U.S. Supreme Court sanctions Trump’s deportation of migrants to war-torn South Sudan

The U.S. Supreme Court has given President Donald Trump’s administration the green light to deport eight immigrants held at an American military base in Djibouti to war-torn South Sudan.
The immigrants, who have been held under guard for more than a month, are mainly from Vietnam, South Korea, Mexico, Laos, Cuba, and Myanmar.
They have been convicted of serious crimes in the U.S. and also detained at Camp Lemonnier, a military base, ever since.
They spent almost all their time inside a modular, air-conditioned container, which the military typically uses as a conference room, according to a New York Times report.
The court gave the order on Thursday after its conservative majority last month decided that immigration officials can quickly deport people to countries to which they have no connection.
The order paused a district judge’s earlier ruling that immigrants being sent to third countries must first be allowed to prove they would face torture, persecution, or death if they were sent there.
An administration official said it would promptly send the men to the war-torn nation.
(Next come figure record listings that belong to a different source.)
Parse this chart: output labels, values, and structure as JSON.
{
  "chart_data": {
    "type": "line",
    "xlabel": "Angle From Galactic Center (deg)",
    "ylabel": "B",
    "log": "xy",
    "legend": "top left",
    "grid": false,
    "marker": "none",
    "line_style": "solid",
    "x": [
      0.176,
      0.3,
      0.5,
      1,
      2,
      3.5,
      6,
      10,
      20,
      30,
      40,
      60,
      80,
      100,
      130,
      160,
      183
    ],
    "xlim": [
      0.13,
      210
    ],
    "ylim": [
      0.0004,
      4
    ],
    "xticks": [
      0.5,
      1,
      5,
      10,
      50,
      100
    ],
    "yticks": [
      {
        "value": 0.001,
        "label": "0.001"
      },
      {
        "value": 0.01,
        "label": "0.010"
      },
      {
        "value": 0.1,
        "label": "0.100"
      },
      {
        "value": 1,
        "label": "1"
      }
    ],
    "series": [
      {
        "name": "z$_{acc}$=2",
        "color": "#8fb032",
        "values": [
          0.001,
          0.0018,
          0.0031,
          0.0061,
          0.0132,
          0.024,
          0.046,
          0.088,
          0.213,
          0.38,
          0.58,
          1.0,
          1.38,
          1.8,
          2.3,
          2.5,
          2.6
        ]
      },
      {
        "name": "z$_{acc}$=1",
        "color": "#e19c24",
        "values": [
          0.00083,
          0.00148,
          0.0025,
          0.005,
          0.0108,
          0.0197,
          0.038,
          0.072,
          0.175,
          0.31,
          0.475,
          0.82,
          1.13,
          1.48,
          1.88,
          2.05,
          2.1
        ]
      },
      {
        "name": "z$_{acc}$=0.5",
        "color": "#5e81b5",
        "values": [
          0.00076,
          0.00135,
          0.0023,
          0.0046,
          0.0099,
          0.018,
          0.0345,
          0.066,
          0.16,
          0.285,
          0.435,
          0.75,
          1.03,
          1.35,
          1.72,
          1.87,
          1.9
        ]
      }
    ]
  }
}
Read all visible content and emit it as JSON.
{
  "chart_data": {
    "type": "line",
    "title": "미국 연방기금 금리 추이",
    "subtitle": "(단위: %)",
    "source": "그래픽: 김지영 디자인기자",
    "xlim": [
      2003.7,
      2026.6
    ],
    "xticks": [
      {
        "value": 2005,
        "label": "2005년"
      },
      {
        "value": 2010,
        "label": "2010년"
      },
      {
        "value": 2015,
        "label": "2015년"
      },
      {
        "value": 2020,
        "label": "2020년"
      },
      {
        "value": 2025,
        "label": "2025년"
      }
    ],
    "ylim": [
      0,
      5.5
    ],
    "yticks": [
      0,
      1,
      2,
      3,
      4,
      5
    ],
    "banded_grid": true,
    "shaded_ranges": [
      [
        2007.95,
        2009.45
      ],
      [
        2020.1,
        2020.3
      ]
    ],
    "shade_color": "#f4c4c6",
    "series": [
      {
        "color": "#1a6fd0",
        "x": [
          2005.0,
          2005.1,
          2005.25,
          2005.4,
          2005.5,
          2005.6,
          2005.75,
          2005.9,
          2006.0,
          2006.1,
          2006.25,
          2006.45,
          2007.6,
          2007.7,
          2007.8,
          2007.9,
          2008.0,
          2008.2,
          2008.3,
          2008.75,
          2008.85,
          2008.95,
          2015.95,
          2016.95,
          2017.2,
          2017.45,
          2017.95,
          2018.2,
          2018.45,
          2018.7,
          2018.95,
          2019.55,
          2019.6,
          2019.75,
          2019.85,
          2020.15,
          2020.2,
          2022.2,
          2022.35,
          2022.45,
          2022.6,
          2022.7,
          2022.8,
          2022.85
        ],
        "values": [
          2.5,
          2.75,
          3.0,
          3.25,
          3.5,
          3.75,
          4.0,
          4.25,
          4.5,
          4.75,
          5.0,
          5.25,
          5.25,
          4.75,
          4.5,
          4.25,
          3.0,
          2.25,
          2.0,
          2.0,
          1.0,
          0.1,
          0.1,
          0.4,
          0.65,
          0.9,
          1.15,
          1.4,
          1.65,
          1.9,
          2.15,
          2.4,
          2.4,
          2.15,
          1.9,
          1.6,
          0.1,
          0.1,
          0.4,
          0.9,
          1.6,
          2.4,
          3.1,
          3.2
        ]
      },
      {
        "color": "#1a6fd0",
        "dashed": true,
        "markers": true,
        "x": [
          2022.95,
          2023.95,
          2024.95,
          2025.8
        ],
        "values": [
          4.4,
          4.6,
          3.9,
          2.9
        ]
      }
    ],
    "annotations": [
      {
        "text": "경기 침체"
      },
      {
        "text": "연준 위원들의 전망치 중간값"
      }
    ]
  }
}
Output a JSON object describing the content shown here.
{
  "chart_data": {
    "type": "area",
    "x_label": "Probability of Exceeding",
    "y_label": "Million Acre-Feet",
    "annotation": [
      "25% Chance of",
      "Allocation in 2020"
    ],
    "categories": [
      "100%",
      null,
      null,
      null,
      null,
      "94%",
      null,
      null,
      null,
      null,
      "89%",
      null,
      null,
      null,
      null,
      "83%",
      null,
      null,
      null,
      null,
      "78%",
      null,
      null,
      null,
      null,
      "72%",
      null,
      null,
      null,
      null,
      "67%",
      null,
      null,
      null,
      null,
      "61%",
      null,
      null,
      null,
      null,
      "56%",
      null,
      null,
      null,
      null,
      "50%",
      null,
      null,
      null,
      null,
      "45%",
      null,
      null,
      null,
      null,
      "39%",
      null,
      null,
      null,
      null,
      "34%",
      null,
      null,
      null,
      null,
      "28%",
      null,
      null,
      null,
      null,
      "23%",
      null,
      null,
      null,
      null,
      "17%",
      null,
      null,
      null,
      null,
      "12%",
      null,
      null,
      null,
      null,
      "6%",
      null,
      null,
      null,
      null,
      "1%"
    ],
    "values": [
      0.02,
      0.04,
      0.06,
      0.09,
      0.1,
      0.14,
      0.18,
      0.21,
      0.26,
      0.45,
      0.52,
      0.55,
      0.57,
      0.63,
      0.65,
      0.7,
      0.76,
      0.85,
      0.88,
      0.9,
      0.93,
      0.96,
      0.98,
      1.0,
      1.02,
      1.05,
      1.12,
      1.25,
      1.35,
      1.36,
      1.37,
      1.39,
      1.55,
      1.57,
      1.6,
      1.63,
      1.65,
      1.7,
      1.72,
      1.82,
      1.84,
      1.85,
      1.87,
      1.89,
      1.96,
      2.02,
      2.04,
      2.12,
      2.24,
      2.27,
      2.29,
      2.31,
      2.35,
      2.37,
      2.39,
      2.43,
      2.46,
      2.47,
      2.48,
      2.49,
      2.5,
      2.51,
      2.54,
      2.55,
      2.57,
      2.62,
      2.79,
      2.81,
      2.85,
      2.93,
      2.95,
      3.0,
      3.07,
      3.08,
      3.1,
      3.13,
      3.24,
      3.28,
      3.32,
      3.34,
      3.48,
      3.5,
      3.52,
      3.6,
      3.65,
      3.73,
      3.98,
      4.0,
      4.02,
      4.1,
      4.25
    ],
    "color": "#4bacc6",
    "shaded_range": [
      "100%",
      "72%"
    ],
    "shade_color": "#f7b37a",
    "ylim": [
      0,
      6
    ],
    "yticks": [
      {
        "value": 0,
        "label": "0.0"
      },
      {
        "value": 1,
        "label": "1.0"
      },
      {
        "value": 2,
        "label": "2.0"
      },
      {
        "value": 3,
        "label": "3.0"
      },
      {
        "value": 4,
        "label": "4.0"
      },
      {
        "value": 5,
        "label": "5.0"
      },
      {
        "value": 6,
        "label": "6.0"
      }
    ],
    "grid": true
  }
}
The U.S. and South Sudan authorities have not disclosed what will happen to the men upon their arrival. It is the second time that the court will rule in the case.
Last month, the court paused a trial judge’s order that had barred the administration from deporting migrants to countries other than their own unless they had a chance to argue that they would face torture.
Amid the development, lawyers for the eight men rushed back to the trial judge, who blocked their removal again.
One of the lawyers for the eight men and executive director of the National Immigration Litigation Alliance, Trina Realmuto, said that the eight men could “face perilous conditions, and potentially immediate detention, upon arrival”.
In May this year, Mr Trump’s government loaded eight men on a plane said to be headed to South Sudan, a violence-plagued African country where only one held citizenship.
But judge Brian Murphy of the U.S. District Court in Boston intervened, and their flight landed instead in the East African nation of Djibouti.
Tricia McLaughlin, a spokeswoman for the Department of Homeland Security, welcomed Thursday’s ruling.
“These sickos will be in South Sudan by Independence Day,” she said.